[A Popular History of France From The Earliest Times by Francois Pierre Guillaume Guizot]@TWC D-Link bookA Popular History of France From The Earliest Times CHAPTER XXXVI 28/172
I know that projects are already afoot for giving it up, and that those who can do it, and in whom you have most confidence, are accomplices and even authors of the plot." Mayenne himself did not hide from his confidants the gravity of the mischief and his own disquietude.
"Not a day," he wrote on the 4th of February, 1594, to the Marquis of Montpezat, "but brings some trouble because of the people's yearning for repose, and of the weakness which is apparent on our side.
I stem and stop this forment with as much courage as I can; but the present mischief is overwhelming; the King of Navarre will in a few days have an army of twenty thousand men, French as well as foreigners.
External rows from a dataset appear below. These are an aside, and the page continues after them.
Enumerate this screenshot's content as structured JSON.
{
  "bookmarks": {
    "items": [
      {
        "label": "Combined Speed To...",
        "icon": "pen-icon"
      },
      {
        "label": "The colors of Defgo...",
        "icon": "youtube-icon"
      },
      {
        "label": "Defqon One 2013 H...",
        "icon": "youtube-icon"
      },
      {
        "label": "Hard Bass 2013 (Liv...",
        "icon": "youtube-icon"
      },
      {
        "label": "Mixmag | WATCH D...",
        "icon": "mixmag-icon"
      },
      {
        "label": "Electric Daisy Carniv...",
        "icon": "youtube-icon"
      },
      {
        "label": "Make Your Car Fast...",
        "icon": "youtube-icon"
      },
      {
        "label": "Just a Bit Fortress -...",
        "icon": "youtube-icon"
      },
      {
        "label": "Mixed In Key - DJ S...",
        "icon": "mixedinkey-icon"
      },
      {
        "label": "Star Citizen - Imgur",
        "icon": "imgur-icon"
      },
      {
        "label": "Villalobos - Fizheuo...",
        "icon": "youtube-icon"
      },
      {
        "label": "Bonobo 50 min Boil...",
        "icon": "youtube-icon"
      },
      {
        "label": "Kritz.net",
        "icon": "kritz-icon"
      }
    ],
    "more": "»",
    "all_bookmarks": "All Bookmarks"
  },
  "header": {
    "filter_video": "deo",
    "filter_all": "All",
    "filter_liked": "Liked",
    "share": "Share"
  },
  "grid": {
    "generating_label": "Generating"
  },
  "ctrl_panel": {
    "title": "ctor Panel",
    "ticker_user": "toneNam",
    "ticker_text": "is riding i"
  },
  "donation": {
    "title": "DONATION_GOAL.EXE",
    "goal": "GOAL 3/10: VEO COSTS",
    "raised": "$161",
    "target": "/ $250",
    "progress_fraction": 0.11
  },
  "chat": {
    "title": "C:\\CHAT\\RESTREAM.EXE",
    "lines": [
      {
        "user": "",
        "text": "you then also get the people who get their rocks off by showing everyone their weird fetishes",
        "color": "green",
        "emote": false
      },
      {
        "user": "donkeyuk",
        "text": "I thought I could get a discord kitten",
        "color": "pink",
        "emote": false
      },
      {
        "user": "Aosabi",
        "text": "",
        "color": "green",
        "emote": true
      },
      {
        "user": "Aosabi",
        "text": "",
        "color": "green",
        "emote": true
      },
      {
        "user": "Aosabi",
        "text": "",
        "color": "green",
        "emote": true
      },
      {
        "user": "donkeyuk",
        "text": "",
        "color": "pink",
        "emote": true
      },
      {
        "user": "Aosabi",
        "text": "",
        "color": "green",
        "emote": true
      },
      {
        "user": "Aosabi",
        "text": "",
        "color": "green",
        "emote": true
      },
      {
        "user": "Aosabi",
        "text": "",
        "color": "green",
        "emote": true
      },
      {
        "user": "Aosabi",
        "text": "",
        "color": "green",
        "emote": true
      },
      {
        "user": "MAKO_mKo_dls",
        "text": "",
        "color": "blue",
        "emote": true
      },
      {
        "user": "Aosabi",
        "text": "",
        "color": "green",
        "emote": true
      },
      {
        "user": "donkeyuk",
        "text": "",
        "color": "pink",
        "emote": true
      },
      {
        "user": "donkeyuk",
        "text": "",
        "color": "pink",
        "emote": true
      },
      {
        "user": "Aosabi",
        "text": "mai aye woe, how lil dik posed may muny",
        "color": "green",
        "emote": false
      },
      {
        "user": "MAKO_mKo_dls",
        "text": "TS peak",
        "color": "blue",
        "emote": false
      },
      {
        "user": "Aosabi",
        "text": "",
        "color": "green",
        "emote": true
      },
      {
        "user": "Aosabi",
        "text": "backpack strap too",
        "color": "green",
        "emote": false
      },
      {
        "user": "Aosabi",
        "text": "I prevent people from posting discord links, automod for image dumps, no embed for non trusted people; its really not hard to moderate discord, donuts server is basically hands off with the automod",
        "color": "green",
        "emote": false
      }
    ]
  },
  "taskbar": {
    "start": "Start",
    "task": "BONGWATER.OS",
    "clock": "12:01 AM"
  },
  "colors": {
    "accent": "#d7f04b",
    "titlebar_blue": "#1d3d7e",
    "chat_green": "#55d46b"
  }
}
What will become of us, if we have not wherewithal not only to oppose him, but to make him lose the campaign? I can tell you of a verity that, save for my presence, Paris would have already been lost because of the great factions there are in it, which I take all the pains in the world to disperse and break up, and also because of the small aid, or rather the gainsaying, I meet with from the ministers of the King of Spain." Mayenne tried to restore amongst the Leaguers both zeal and discipline; he convoked on the 2d of March, a meeting of all that remained of the faction of the Sixteen; he calculated upon the presence of some twelve hundred; scarcely three hundred came; he had an harangue delivered to them by the Rev.John Boucher, charged them to be faithful to the old spirit of the League, promised them that he would himself be faithful even to death, and exhorted them to be obedient in everything to Brissac, whom he had just appointed governor of the city, and to the provost of tradesmen.
On announcing to them his imminent departure for Soissons, to meet some auxiliary troops which were to be sent to him by the King of Spain, "I leave to you," he said, "what is dearest to me in the world--my wife, my children, my mother, and my sister." But when he did set out, four days afterwards, on the 6th of March, 1594, he took away his wife and his children; his mother had already warned him that Brissac was communicating secretly, by means of his cousin, Sieur de Rochepot, with the royalists, and that the provost of tradesmen, L'Huillier, and three of the four sheriffs were agreed to bring the city back to obedience to the king.